Extensive digging at the Olduvai Gorge revealed what was then the earliest known living floor of primitive man, said Mr. Godfrey Ole Moita, the Cultural Heritage Officer for the Ngorongoro Conservation Area Authority.
This pre-historical site stretches about 50 kilometers long from Lake Ndutu to Olbalbal Depression and is 90 meters deep into Northern Tanzania. The excavation site is a dry rocky area, now inhibited by giraffes, wildebeests, zebras, gazelles, leopards, and occasional lions as well as other wild animals, including reptiles and birds.
Bones of hominids belonging to the Homo lineage that includes Homo habilis, Homo erectus, and Homo sapiens have also been excavated at Olduvai, as well as hundreds of other fossilized bones and stone tools dating back to over 3 million years ago. Olduvai excavations and research has led historians and other scientists to conclude that humans or the human species evolved in Africa, as told by Ole-Moita.
The Olduvai Gorge Museum exhibits numerous fossils and stone tools of hominid ancestors including skeletons of many extinct animals excavated at the gorge. The museum was founded by Mary Leakey and it is dedicated to the appreciation and understanding of the Olduvai Gorge and Laetoli fossil sites. Apart from the exhibitions inside the museum, there are also outdoor lecture areas where the museum curators give orientation presentations to visitors. At the museum, one can also plan a guided tour down the gorge.

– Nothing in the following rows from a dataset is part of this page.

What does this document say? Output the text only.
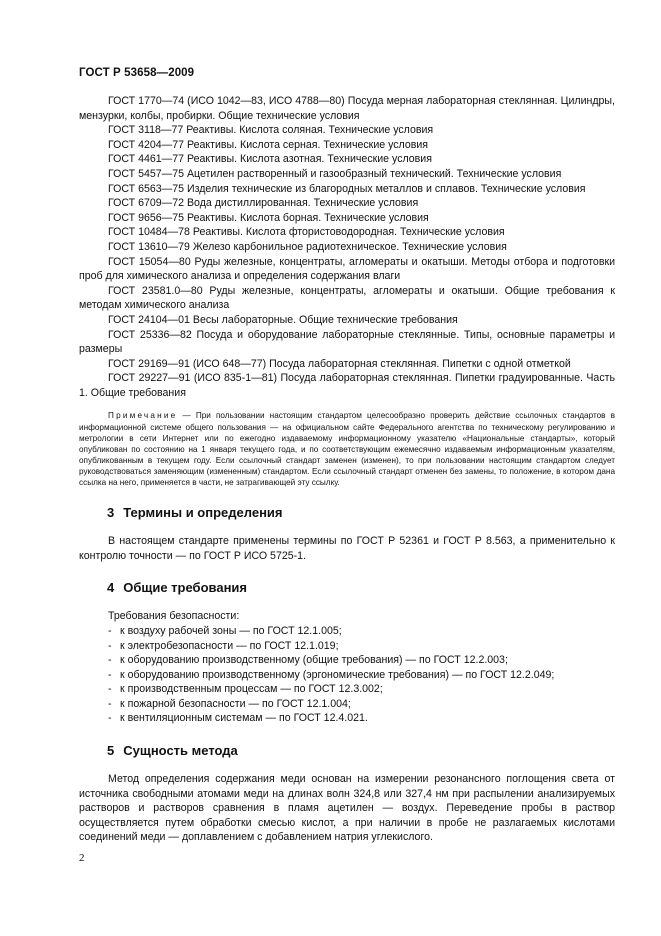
ГОСТ Р 53658—2009

ГОСТ 1770—74 (ИСО 1042—83, ИСО 4788—80) Посуда мерная лабораторная стеклянная. Цилиндры, мензурки, колбы, пробирки. Общие технические условия

ГОСТ 3118—77 Реактивы. Кислота соляная. Технические условия

ГОСТ 4204—77 Реактивы. Кислота серная. Технические условия

ГОСТ 4461—77 Реактивы. Кислота азотная. Технические условия

ГОСТ 5457—75 Ацетилен растворенный и газообразный технический. Технические условия

ГОСТ 6563—75 Изделия технические из благородных металлов и сплавов. Технические условия

ГОСТ 6709—72 Вода дистиллированная. Технические условия

ГОСТ 9656—75 Реактивы. Кислота борная. Технические условия

ГОСТ 10484—78 Реактивы. Кислота фтористоводородная. Технические условия

ГОСТ 13610—79 Железо карбонильное радиотехническое. Технические условия

ГОСТ 15054—80 Руды железные, концентраты, агломераты и окатыши. Методы отбора и подготовки проб для химического анализа и определения содержания влаги

ГОСТ 23581.0—80 Руды железные, концентраты, агломераты и окатыши. Общие требования к методам химического анализа

ГОСТ 24104—01 Весы лабораторные. Общие технические требования

ГОСТ 25336—82 Посуда и оборудование лабораторные стеклянные. Типы, основные параметры и размеры

ГОСТ 29169—91 (ИСО 648—77) Посуда лабораторная стеклянная. Пипетки с одной отметкой

ГОСТ 29227—91 (ИСО 835-1—81) Посуда лабораторная стеклянная. Пипетки градуированные. Часть 1. Общие требования

Примечание — При пользовании настоящим стандартом целесообразно проверить действие ссылочных стандартов в информационной системе общего пользования — на официальном сайте Федерального агентства по техническому регулированию и метрологии в сети Интернет или по ежегодно издаваемому информационному указателю «Национальные стандарты», который опубликован по состоянию на 1 января текущего года, и по соответствующим ежемесячно издаваемым информационным указателям, опубликованным в текущем году. Если ссылочный стандарт заменен (изменен), то при пользовании настоящим стандартом следует руководствоваться заменяющим (измененным) стандартом. Если ссылочный стандарт отменен без замены, то положение, в котором дана ссылка на него, применяется в части, не затрагивающей эту ссылку.

3 Термины и определения

В настоящем стандарте применены термины по ГОСТ Р 52361 и ГОСТ Р 8.563, а применительно к контролю точности — по ГОСТ Р ИСО 5725-1.

4 Общие требования

Требования безопасности:

- к воздуху рабочей зоны — по ГОСТ 12.1.005;
- к электробезопасности — по ГОСТ 12.1.019;
- к оборудованию производственному (общие требования) — по ГОСТ 12.2.003;
- к оборудованию производственному (эргономические требования) — по ГОСТ 12.2.049;
- к производственным процессам — по ГОСТ 12.3.002;
- к пожарной безопасности — по ГОСТ 12.1.004;
- к вентиляционным системам — по ГОСТ 12.4.021.
5 Сущность метода

Метод определения содержания меди основан на измерении резонансного поглощения света от источника свободными атомами меди на длинах волн 324,8 или 327,4 нм при распылении анализируемых растворов и растворов сравнения в пламя ацетилен — воздух. Переведение пробы в раствор осуществляется путем обработки смесью кислот, а при наличии в пробе не разлагаемых кислотами соединений меди — доплавлением с добавлением натрия углекислого.

2
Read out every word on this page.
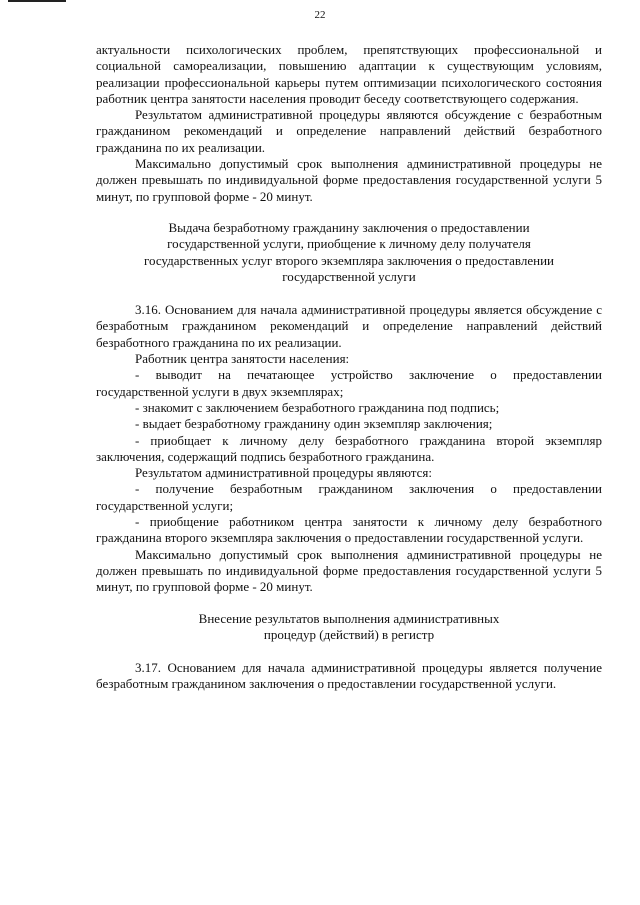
22

актуальности психологических проблем, препятствующих профессиональной и социальной самореализации, повышению адаптации к существующим условиям, реализации профессиональной карьеры путем оптимизации психологического состояния работник центра занятости населения проводит беседу соответствующего содержания.

Результатом административной процедуры являются обсуждение с безработным гражданином рекомендаций и определение направлений действий безработного гражданина по их реализации.

Максимально допустимый срок выполнения административной процедуры не должен превышать по индивидуальной форме предоставления государственной услуги 5 минут, по групповой форме - 20 минут.

Выдача безработному гражданину заключения о предоставлении
государственной услуги, приобщение к личному делу получателя
государственных услуг второго экземпляра заключения о предоставлении
государственной услуги

3.16. Основанием для начала административной процедуры является обсуждение с безработным гражданином рекомендаций и определение направлений действий безработного гражданина по их реализации.

Работник центра занятости населения:

- выводит на печатающее устройство заключение о предоставлении государственной услуги в двух экземплярах;

- знакомит с заключением безработного гражданина под подпись;

- выдает безработному гражданину один экземпляр заключения;

- приобщает к личному делу безработного гражданина второй экземпляр заключения, содержащий подпись безработного гражданина.

Результатом административной процедуры являются:

- получение безработным гражданином заключения о предоставлении государственной услуги;

- приобщение работником центра занятости к личному делу безработного гражданина второго экземпляра заключения о предоставлении государственной услуги.

Максимально допустимый срок выполнения административной процедуры не должен превышать по индивидуальной форме предоставления государственной услуги 5 минут, по групповой форме - 20 минут.

Внесение результатов выполнения административных
процедур (действий) в регистр

3.17. Основанием для начала административной процедуры является получение безработным гражданином заключения о предоставлении государственной услуги.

The archaeological records found at the Olduvai Museum cover hominid remains of about 4 million years, mainly from the earliest stage of human evolution. These records, including those of the earliest human footprint, date back to about 3.5 million years. Hominid remains stored in the Museum dates back from 2 million to 17,000 years. About 7,000 extinct animal species have been unearthed at the gorge. Historians and other human evolution scientists have concluded that the earliest man or human being evolved at Olduvai then moved to other places of the world.
Mary Leakey’s old Land Rover from the excavation site is now preserved in the new museum. Visiting Olduvai Gorge and the museum is a once-in-a-lifetime experience for travelers.